Here’s how Tesla describes the system in the patent application:

“The window according to the present disclosure introduces an advanced sunroof lighting system to allow a desirable amount of ambient light during daytime while also providing a desirable amount of light during nighttime or other obscured light times. The advanced sunroof lighting system consists of multiple layers. In an embodiment, a first transparent layer and a second transparent layer substantially sandwich a tint layer. This tint layer is electrically controllable to allow none, some, or all (neglecting any scattering that occurs by the tint layer itself) of the natural sunlight that is incident on the sunroof to pass through the tint layer.
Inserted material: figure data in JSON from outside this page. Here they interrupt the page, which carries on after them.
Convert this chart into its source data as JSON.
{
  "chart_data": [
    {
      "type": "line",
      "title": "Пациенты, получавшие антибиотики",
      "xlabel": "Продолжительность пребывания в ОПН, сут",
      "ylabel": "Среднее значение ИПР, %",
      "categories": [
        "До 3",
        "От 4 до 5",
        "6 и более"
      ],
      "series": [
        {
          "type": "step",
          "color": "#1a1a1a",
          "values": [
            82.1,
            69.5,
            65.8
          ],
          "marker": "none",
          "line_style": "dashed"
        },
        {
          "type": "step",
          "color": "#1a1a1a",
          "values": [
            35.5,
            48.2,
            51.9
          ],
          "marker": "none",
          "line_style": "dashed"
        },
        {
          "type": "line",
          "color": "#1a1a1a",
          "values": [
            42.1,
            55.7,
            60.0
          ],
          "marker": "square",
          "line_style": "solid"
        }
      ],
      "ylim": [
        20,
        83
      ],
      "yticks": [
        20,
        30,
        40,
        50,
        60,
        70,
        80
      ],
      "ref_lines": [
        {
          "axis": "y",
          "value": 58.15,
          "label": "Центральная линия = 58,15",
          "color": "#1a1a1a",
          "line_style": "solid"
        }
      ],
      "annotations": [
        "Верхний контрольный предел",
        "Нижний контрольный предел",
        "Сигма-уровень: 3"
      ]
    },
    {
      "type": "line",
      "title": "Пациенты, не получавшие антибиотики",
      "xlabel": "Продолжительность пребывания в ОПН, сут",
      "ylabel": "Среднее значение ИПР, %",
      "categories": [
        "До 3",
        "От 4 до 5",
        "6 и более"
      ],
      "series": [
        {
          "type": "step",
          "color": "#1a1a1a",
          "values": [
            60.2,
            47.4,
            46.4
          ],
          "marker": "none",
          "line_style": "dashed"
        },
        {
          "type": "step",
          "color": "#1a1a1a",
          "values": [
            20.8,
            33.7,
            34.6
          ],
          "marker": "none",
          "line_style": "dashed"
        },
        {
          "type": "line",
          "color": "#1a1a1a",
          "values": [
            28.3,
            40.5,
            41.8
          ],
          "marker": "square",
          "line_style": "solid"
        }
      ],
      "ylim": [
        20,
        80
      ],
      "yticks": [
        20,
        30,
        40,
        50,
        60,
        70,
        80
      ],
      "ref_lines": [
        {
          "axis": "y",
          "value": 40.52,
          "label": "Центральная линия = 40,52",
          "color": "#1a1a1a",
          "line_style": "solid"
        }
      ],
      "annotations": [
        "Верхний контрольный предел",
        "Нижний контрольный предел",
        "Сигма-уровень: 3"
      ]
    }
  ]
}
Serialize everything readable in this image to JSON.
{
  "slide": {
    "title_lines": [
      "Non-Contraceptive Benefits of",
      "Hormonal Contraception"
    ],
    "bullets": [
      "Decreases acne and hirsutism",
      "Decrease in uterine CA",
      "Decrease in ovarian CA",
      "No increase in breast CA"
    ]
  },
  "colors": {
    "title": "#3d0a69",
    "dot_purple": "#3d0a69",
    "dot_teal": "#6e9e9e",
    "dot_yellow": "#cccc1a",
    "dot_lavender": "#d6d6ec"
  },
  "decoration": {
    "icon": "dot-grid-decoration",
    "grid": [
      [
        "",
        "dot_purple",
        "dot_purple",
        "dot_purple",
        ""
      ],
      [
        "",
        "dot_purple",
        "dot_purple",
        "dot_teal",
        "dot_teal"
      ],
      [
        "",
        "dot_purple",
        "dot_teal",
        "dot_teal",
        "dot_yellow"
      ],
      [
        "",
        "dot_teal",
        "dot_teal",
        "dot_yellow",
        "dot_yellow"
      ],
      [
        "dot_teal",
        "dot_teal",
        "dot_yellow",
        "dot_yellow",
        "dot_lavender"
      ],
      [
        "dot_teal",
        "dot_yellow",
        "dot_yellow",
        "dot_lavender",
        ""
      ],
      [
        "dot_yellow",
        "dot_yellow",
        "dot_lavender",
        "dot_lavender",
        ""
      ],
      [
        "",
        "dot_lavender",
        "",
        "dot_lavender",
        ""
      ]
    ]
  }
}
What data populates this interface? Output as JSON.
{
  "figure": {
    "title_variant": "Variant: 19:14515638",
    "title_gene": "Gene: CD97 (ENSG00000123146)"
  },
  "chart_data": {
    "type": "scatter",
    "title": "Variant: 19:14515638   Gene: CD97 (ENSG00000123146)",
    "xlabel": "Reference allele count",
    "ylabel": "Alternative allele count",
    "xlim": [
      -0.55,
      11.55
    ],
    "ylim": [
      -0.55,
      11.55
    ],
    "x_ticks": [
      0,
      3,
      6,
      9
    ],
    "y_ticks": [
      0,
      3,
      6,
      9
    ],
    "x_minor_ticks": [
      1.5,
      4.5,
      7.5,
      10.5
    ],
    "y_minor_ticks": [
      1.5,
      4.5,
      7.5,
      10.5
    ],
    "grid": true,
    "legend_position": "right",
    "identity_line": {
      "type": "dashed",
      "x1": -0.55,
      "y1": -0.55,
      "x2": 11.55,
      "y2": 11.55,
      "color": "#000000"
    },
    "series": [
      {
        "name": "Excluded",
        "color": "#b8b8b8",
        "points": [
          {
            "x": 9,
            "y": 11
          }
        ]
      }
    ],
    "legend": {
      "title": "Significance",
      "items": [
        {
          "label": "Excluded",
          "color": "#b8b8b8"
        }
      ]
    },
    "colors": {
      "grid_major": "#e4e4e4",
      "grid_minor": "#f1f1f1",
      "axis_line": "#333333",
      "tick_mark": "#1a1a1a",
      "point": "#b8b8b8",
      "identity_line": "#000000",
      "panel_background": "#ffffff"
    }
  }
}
The advanced sunroof lighting system may also have a transparent lighting layer between the first and second transparent layers, such as between the tint layer and the second transparent layer. This transparent lighting layer has a plurality of light sources that are preferentially light emitting diodes (LEDs) attached to a control mechanism, such as a variable power source or a variable resister, that allows for the tuning of the LED intensity and/or color. Because the light in the transparent lighting layer is from the sides, the layer has a plurality of scattering centers, which serve to redirect the light from the light sources on the side of the layer towards the vehicle cabin and the occupants within.”

Here are a few drawings from Tesla’s new patent application:

Tesla describes how owners could use the feature in their vehicles:

“In embodiments, the advanced sunroof lighting system has an electrical controller to control whether the tint layer is tinted and that can also control the brightness and/or color of the lights. The driver or other occupants may interface with the electrical controller through a user interface shown on the dashboard, a computer screen attached to the vehicle, or a remote application (such as an app running on a mobile device). When selected by the user (or according to certain rules automatically set up or set up by the user), the controller changes the level of tinting. For example, during a morning commute, the user may select (or a program set up) for the controller to lighten the tint layer to selectively allow a portion of light through to the vehicle cabin. The user can also control the transparent lighting layer through the controller to have the layer emit light from the plurality of light sources to illuminate the interior cabin to a desired lighting level or a desired color level.”

Joong Min Yoon is the only Tesla engineer listed as an inventor on the patent application. Yoon has 20 years of experience working in research and development on new display panels.

He was working on Apple’s latest displays before joining Tesla in 2016. He filed the patent application for this new sunroof lighting system for Tesla in June 2017 and he was made public earlier this month.

Note that sometimes companies apply for patents on technologies that they never end up using in consumer products.